Promising Treatments
A number of different interventions have been used to treat youth with conduct disorder. Cognitive therapy, behavioral therapy, and combination cognitive-behavioral therapy are most frequently utilized.

The greatest difficulty arises from the fact that conduct disorders impacts not only the adolescent but also his or her family, school, and community. Family-based interventions have consistently demonstrated the ability to positively alter behavior. Two approaches to the treatment of conduct disorder that have gained empirical support are briefly discussed below.

Parent Management Training
Considerable evidence supports the use of parent training techniques based on social and behavioral learning theory for youth with conduct disorder. These interventions have been successfully implemented in the clinic and in the home using individual or group sessions. Parent management training is more effective in reducing behavior problems in younger children than in older adolescents.

Multisystemic Therapy
Multisystemic therapy conceptualizes behavior as being linked with the various aspects of the multiple systems in which the adolescent is embedded. This includes the family, peers, schools, and neighborhood.
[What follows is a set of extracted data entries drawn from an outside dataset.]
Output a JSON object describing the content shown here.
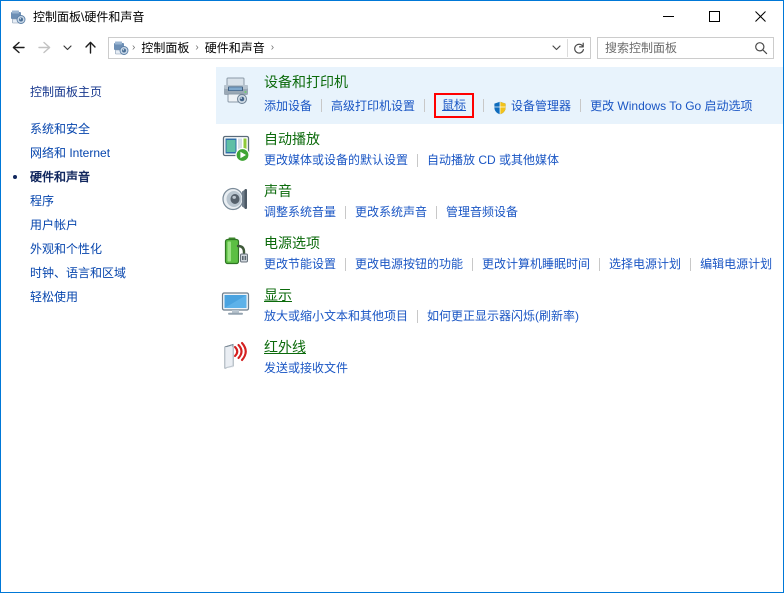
{
  "window": {
    "title": "控制面板\\硬件和声音",
    "icon": "hardware-and-sound-icon",
    "accent_color": "#0078d7",
    "caption": {
      "minimize": "—",
      "maximize": "☐",
      "close": "✕"
    }
  },
  "nav": {
    "back": "←",
    "forward": "→",
    "recent": "⌄",
    "up": "↑",
    "breadcrumb": [
      {
        "label": "控制面板"
      },
      {
        "label": "硬件和声音"
      }
    ],
    "breadcrumb_separator": "›",
    "history_dropdown": "⌄",
    "refresh": "↻"
  },
  "search": {
    "placeholder": "搜索控制面板",
    "value": "",
    "icon": "search-icon"
  },
  "sidebar": {
    "home": "控制面板主页",
    "items": [
      {
        "label": "系统和安全",
        "active": false
      },
      {
        "label": "网络和 Internet",
        "active": false
      },
      {
        "label": "硬件和声音",
        "active": true
      },
      {
        "label": "程序",
        "active": false
      },
      {
        "label": "用户帐户",
        "active": false
      },
      {
        "label": "外观和个性化",
        "active": false
      },
      {
        "label": "时钟、语言和区域",
        "active": false
      },
      {
        "label": "轻松使用",
        "active": false
      }
    ]
  },
  "categories": [
    {
      "title": "设备和打印机",
      "icon": "printer-icon",
      "hovered": true,
      "title_underlined": false,
      "links": [
        {
          "label": "添加设备",
          "shield": false,
          "annotated": false,
          "underlined": false
        },
        {
          "label": "高级打印机设置",
          "shield": false,
          "annotated": false,
          "underlined": false
        },
        {
          "label": "鼠标",
          "shield": false,
          "annotated": true,
          "underlined": true
        },
        {
          "label": "设备管理器",
          "shield": true,
          "annotated": false,
          "underlined": false
        },
        {
          "label": "更改 Windows To Go 启动选项",
          "shield": false,
          "annotated": false,
          "underlined": false
        }
      ]
    },
    {
      "title": "自动播放",
      "icon": "autoplay-icon",
      "hovered": false,
      "title_underlined": false,
      "links": [
        {
          "label": "更改媒体或设备的默认设置",
          "shield": false,
          "annotated": false,
          "underlined": false
        },
        {
          "label": "自动播放 CD 或其他媒体",
          "shield": false,
          "annotated": false,
          "underlined": false
        }
      ]
    },
    {
      "title": "声音",
      "icon": "speaker-icon",
      "hovered": false,
      "title_underlined": false,
      "links": [
        {
          "label": "调整系统音量",
          "shield": false,
          "annotated": false,
          "underlined": false
        },
        {
          "label": "更改系统声音",
          "shield": false,
          "annotated": false,
          "underlined": false
        },
        {
          "label": "管理音频设备",
          "shield": false,
          "annotated": false,
          "underlined": false
        }
      ]
    },
    {
      "title": "电源选项",
      "icon": "battery-icon",
      "hovered": false,
      "title_underlined": false,
      "links": [
        {
          "label": "更改节能设置",
          "shield": false,
          "annotated": false,
          "underlined": false
        },
        {
          "label": "更改电源按钮的功能",
          "shield": false,
          "annotated": false,
          "underlined": false
        },
        {
          "label": "更改计算机睡眠时间",
          "shield": false,
          "annotated": false,
          "underlined": false
        },
        {
          "label": "选择电源计划",
          "shield": false,
          "annotated": false,
          "underlined": false
        },
        {
          "label": "编辑电源计划",
          "shield": false,
          "annotated": false,
          "underlined": false
        }
      ]
    },
    {
      "title": "显示",
      "icon": "monitor-icon",
      "hovered": false,
      "title_underlined": true,
      "links": [
        {
          "label": "放大或缩小文本和其他项目",
          "shield": false,
          "annotated": false,
          "underlined": false
        },
        {
          "label": "如何更正显示器闪烁(刷新率)",
          "shield": false,
          "annotated": false,
          "underlined": false
        }
      ]
    },
    {
      "title": "红外线",
      "icon": "infrared-icon",
      "hovered": false,
      "title_underlined": true,
      "links": [
        {
          "label": "发送或接收文件",
          "shield": false,
          "annotated": false,
          "underlined": false
        }
      ]
    }
  ]
}
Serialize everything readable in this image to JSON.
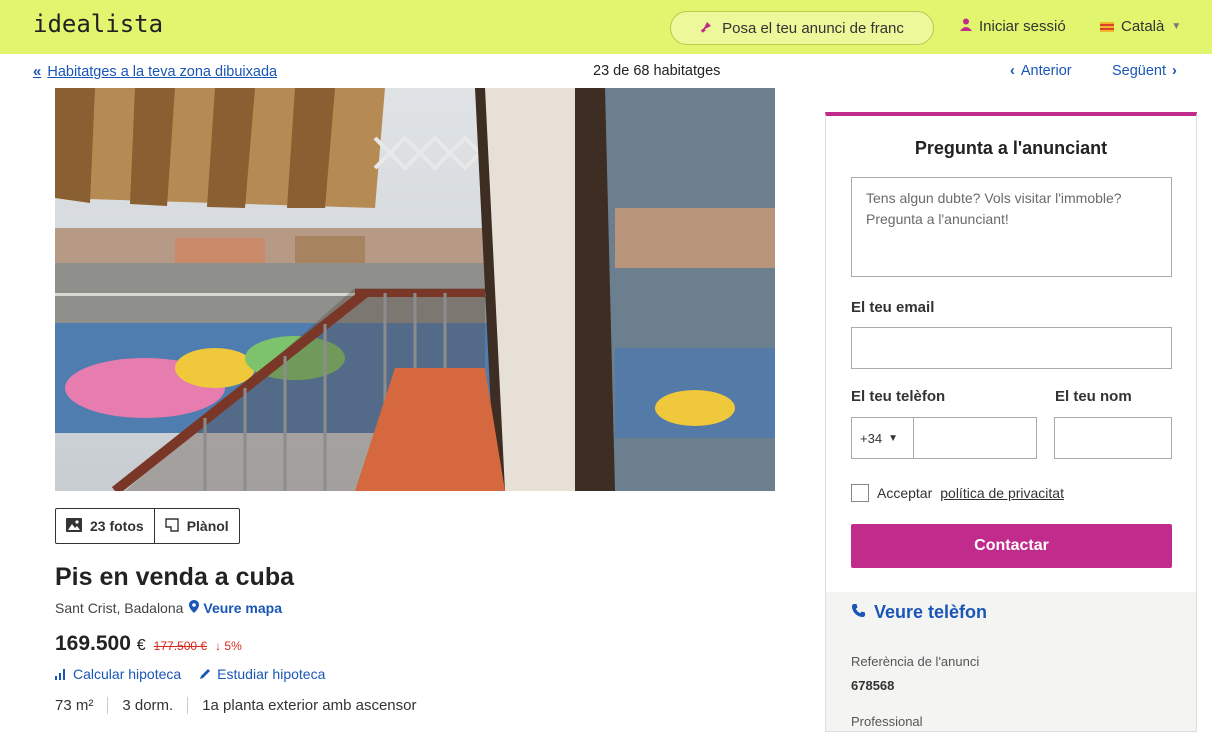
{
  "header": {
    "logo": "idealista",
    "publish_label": "Posa el teu anunci de franc",
    "login_label": "Iniciar sessió",
    "language_label": "Català",
    "accent_color": "#e1f56e"
  },
  "subnav": {
    "back_label": "Habitatges a la teva zona dibuixada",
    "counter": "23 de 68 habitatges",
    "prev_label": "Anterior",
    "next_label": "Següent"
  },
  "listing": {
    "photo_tab": "23 fotos",
    "plan_tab": "Plànol",
    "title": "Pis en venda a cuba",
    "location": "Sant Crist, Badalona",
    "map_link": "Veure mapa",
    "price": "169.500",
    "currency": "€",
    "old_price": "177.500 €",
    "price_drop": "5%",
    "calc_mortgage": "Calcular hipoteca",
    "study_mortgage": "Estudiar hipoteca",
    "features": [
      "73 m²",
      "3 dorm.",
      "1a planta exterior amb ascensor"
    ]
  },
  "contact": {
    "heading": "Pregunta a l'anunciant",
    "message_placeholder": "Tens algun dubte? Vols visitar l'immoble? Pregunta a l'anunciant!",
    "email_label": "El teu email",
    "phone_label": "El teu telèfon",
    "name_label": "El teu nom",
    "phone_prefix": "+34",
    "privacy_prefix": "Acceptar",
    "privacy_link": "política de privacitat",
    "submit_label": "Contactar",
    "show_phone": "Veure telèfon",
    "reference_label": "Referència de l'anunci",
    "reference_value": "678568",
    "advertiser_type": "Professional",
    "brand_color": "#c12b8b"
  }
}
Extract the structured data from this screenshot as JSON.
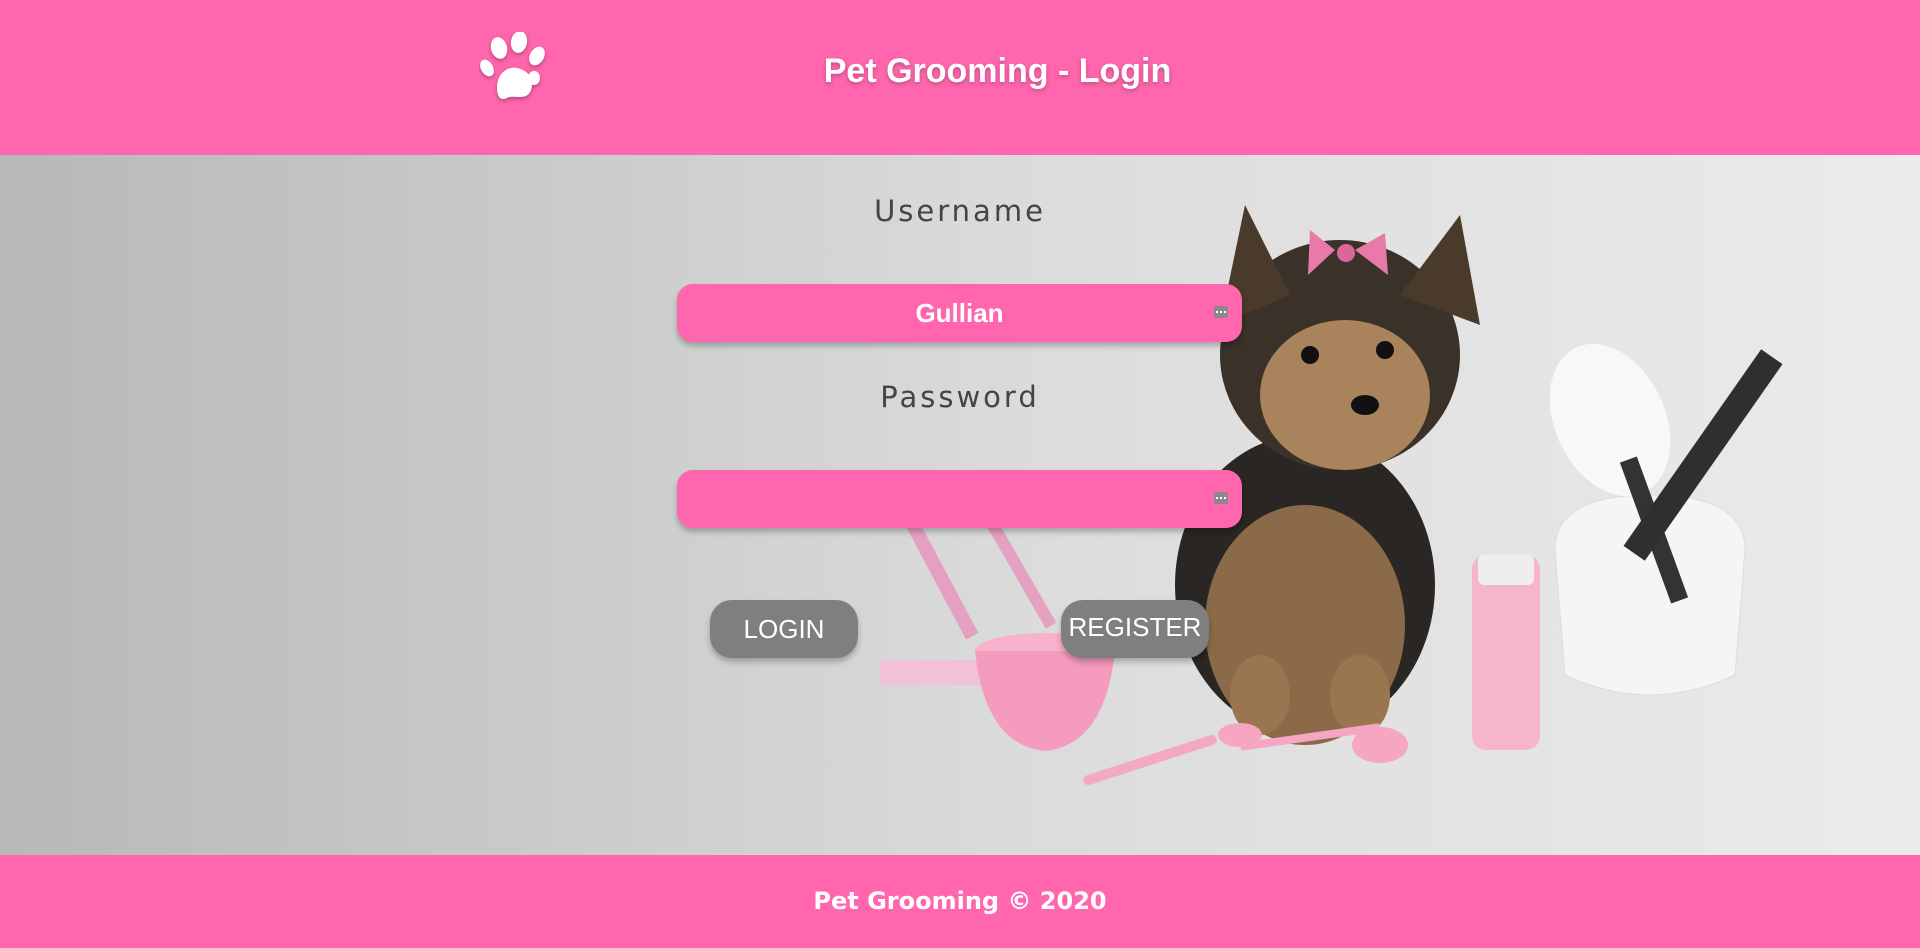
{
  "header": {
    "title": "Pet Grooming - Login",
    "logo_icon": "paw-icon"
  },
  "form": {
    "username_label": "Username",
    "username_value": "Gullian",
    "password_label": "Password",
    "password_value": "",
    "login_label": "LOGIN",
    "register_label": "REGISTER"
  },
  "footer": {
    "text": "Pet Grooming © 2020"
  },
  "colors": {
    "brand_pink": "#ff66ad",
    "button_gray": "#7f7f7f"
  }
}
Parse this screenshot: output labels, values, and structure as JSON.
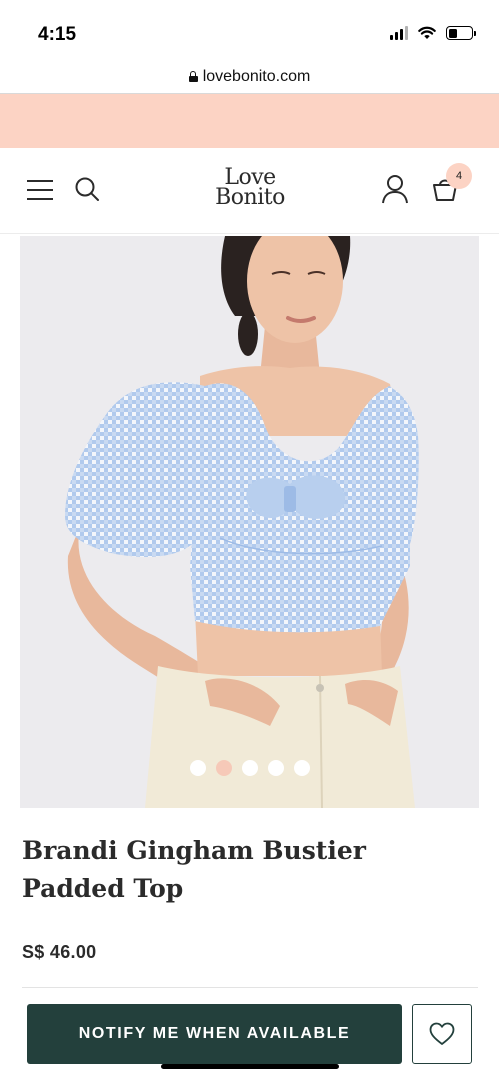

Interventions are designed for all levels to (1) promote disengagement from deviant peers, (2) build stronger bonds to the family and school, (3) enhance family skills such as monitoring and discipline, and (4) develop greater social and academic competence in the adolescent.

Conduct disorder is difficult to treat. Remember to never personalize the adolescent's behavior. In many ways the role of a parent is appropriate. Being fair (these are the rules), being consistent (you interpret the rules the same way every time), and being available (a positive role model) are the greatest and most needed gifts you can give these adolescents. For many, these gifts have never been experienced before.

Excerpted from Nuckols, C. N., Nuckols, and S. C. 2004. "Substance Use and Conduct Disorder." In the Adolescent Co-occurring Disorders Series. Center City, MN: Hazelden.